NEW YORK -- There they were again, ownership negotiator Richard Ravitch and players union chief Donald Fehr telling the world for the umpteenth time that there was little reason for hope that the baseball strike might end in the foreseeable future.
Federal mediators met with each side separately yesterday to talk about resuming negotiations, but there was -- again -- nothing to talk about. No formal talks were scheduled and any hope of resuming the 1994 season could be extinguished in the next few days.
"They are out of answers, too," Fehr said of the mediators. "They indicated after speaking with the clubs and to us that there was no movement and no reason to meet. There is no reason to think anything will happen soon."
There also is no reason to think that the frozen negotiations suddenly will thaw because of a rumored back-room effort by the union to take its case directly to some of the more moderate owners. Both sides dismissed reports that serious behind-the-scenes negotiations are going on, and backed it up with more polarizing rhetoric.
"Now is a period when you're going to hear a lot of rumors," Fehr said. "Some of them are rumors that people have planted to see what the reaction would be. There have been no secret negotiating meetings. There has been some contact between the offices and that has been going on all along."
Fehr did confirm that he had spoken privately with one owner last week -- apparently Colorado Rockies president Jerry McMorris -- but that there was no "substance" to the conversations. No doubt, union officials will continue to poke around for a softening of the ownership position.
"It is common for ideas to be floated in other than a formal bargaining proposal," Fehr said, "but there's not even any of that going on."
More rumors of ownership fragmentation were met with more tough talk from Ravitch, who denied speculation about changes in the management bargaining strategy and disputed a television report Monday that Chicago White Sox owner Jerry Reinsdorf had discussed a "theoretical" salary cap tradeoff with the union.
"Rumors have been flying high and wide," Ravitch said. "I'd like to put those rumors to rest. There has been no change whatsoever in the owners' position. We held a conference call yesterday and not one owner dissented from that point of view."
Ravitch even stepped up the rhetoric, if that were possible. He warned that the growing economic losses resulting from the strike would have to be made up down the line, which could mean lower budgets in 1995. He also said that the decision on whether the owners eventually would make good on the $7.8 million All-Star payment they recently withheld from the players' pension fund might depend on the financial burden created by the strike.
"The strike -- caused by the players -- has another interesting consequence," Ravitch said. "That is that the losses [the owners] suffer this year are going to result in lower expenditures next year. It's not a loss of profitability, but to the total resources available to baseball. Things could be cut in a lot of ways to make up for what happens this year."
Though the owners may have the power to keep the pension money, it is unclear how they could do any further financial harm to the players. The salary cap proposal calls for a specific percentage of revenue and a guaranteed $1 billion for 1995 salaries.
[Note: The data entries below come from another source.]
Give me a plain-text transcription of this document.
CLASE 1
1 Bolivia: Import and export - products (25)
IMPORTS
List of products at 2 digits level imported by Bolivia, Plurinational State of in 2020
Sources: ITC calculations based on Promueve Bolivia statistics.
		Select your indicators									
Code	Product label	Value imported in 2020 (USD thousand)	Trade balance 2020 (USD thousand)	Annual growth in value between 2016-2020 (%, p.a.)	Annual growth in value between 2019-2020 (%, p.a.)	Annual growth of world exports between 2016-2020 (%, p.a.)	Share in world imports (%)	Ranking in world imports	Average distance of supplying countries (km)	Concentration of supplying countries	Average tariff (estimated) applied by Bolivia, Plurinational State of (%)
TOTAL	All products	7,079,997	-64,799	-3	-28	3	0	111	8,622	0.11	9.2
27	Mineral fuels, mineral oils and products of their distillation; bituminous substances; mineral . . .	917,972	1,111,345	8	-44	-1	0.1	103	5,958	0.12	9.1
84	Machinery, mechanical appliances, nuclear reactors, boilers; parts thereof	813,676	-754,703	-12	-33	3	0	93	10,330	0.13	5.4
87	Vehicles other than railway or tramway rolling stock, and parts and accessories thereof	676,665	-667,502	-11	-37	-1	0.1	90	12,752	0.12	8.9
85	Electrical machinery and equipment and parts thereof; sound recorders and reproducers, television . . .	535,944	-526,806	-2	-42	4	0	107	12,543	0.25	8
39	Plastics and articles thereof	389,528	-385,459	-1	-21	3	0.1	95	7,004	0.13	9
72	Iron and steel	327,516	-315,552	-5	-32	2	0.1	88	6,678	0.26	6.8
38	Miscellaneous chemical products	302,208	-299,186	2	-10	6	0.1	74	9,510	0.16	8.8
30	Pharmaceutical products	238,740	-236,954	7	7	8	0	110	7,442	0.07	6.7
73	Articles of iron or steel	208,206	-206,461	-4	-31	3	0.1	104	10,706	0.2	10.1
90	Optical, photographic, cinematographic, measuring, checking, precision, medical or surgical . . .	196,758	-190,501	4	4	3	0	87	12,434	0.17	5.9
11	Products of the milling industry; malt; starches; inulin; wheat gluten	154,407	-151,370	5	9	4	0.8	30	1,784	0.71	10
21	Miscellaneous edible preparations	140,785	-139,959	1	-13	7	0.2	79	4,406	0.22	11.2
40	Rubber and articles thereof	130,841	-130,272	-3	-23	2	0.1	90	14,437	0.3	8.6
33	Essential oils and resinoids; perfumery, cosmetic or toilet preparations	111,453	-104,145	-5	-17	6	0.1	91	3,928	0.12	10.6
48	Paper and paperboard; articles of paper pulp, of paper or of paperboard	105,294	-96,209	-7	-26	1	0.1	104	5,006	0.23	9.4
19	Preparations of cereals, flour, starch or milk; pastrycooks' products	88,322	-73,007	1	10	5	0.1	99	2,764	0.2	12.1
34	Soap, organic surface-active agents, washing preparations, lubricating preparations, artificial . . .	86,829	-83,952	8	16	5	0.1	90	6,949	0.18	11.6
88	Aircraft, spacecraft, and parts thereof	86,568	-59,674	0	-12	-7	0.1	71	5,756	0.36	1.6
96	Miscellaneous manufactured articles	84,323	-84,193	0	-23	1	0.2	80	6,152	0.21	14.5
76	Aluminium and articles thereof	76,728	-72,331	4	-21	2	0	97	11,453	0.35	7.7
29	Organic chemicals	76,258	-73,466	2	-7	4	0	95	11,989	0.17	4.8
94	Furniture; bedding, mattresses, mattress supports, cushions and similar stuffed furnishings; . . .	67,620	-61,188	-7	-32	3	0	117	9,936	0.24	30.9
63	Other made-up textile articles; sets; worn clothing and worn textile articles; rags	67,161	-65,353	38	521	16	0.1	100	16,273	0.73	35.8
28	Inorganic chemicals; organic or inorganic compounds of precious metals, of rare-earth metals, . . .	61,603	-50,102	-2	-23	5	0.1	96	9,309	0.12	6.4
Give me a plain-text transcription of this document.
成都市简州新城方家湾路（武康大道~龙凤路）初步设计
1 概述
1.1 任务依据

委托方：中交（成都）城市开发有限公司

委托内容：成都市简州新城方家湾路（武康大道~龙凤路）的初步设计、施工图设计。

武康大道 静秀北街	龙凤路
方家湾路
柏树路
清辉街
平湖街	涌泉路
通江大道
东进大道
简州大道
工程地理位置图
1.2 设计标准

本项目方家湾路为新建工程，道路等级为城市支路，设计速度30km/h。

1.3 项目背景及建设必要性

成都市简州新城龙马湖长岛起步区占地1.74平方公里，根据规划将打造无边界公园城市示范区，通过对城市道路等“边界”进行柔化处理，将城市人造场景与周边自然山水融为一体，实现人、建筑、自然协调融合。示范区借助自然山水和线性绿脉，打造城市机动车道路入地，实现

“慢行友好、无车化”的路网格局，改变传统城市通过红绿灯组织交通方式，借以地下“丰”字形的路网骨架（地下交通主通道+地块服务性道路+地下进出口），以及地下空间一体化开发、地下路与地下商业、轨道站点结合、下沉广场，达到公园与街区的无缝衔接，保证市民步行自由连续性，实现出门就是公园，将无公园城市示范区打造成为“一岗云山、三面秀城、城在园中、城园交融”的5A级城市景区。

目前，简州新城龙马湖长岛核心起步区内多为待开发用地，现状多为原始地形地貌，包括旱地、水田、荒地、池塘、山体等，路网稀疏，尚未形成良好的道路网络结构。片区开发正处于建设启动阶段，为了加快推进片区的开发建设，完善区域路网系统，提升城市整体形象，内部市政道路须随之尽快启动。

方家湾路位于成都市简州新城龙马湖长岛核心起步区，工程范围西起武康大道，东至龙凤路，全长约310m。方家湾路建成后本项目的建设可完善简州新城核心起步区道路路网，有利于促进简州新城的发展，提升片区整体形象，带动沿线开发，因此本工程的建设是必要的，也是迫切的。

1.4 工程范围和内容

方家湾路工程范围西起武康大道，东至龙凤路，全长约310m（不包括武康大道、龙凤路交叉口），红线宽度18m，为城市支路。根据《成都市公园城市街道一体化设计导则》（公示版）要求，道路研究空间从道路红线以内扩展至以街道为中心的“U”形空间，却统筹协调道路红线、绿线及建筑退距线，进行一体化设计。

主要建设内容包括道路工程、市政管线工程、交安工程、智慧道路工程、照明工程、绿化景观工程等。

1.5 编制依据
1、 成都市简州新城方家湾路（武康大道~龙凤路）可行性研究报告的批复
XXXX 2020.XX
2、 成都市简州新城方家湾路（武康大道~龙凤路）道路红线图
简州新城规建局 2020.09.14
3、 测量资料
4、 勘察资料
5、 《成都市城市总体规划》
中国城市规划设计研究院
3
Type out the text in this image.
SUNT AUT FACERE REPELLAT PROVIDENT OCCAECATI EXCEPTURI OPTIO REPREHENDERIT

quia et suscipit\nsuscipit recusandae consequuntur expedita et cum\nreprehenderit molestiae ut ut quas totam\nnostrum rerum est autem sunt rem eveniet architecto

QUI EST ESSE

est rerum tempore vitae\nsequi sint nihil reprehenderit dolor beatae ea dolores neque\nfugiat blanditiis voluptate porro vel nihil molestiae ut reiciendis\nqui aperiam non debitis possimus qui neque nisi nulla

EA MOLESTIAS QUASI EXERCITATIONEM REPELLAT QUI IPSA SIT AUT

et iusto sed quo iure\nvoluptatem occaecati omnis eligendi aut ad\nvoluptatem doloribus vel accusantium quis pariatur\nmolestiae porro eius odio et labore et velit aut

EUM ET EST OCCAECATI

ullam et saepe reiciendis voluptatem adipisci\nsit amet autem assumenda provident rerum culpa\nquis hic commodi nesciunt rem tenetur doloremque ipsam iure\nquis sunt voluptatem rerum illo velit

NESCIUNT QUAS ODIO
If they eventually declare an impasse and impose it unilaterally, they cannot legally change that formal proposal to the disadvantage of the players.
Perhaps all Ravitch was saying was that the players are doomed to end up with a 50-50 split if they carry the strike into the off-season, while they could get a higher percentage if they agree to talk about the cap now, but his tone was more punitive than that.
"I'm not much interested in listening to any more threats," Fehr said. "When Dick says things like that, it's obvious that he's a prisoner of his own rhetoric."
In related developments:
* The players held a conference call earlier in the day to update the executive board on the progress of the negotiations and finalize the date on which the union will begin dispensing money from the players' strike fund. The first checks will be mailed out on Sept. 15, but the amount of those payments has not been announced.
* Ravitch said that two teams have called him suggesting that the minimum payroll requirement be removed from the ownership salary cap proposal to make up for losses incurred from the strike, but that seems unlikely since the owners could hurt their case for a legal impasse if they take anything off the table.
* Though a declared impasse is looking more likely, Ravitch said yesterday that the owners have not yet discussed how they would go about implementing new working conditions this winter.
"If the union refuses to talk about cost at some level," Ravitch said, "at some point in October, we'll have to sit down and figure out what to do."
* Ravitch explained how rumors of a Reinsdorf compromise may have developed.
"What Jerry asked was, if you're willing to talk percentage with us, we are willing to give you everything else you wanted," Ravitch said. "The answer to that was no."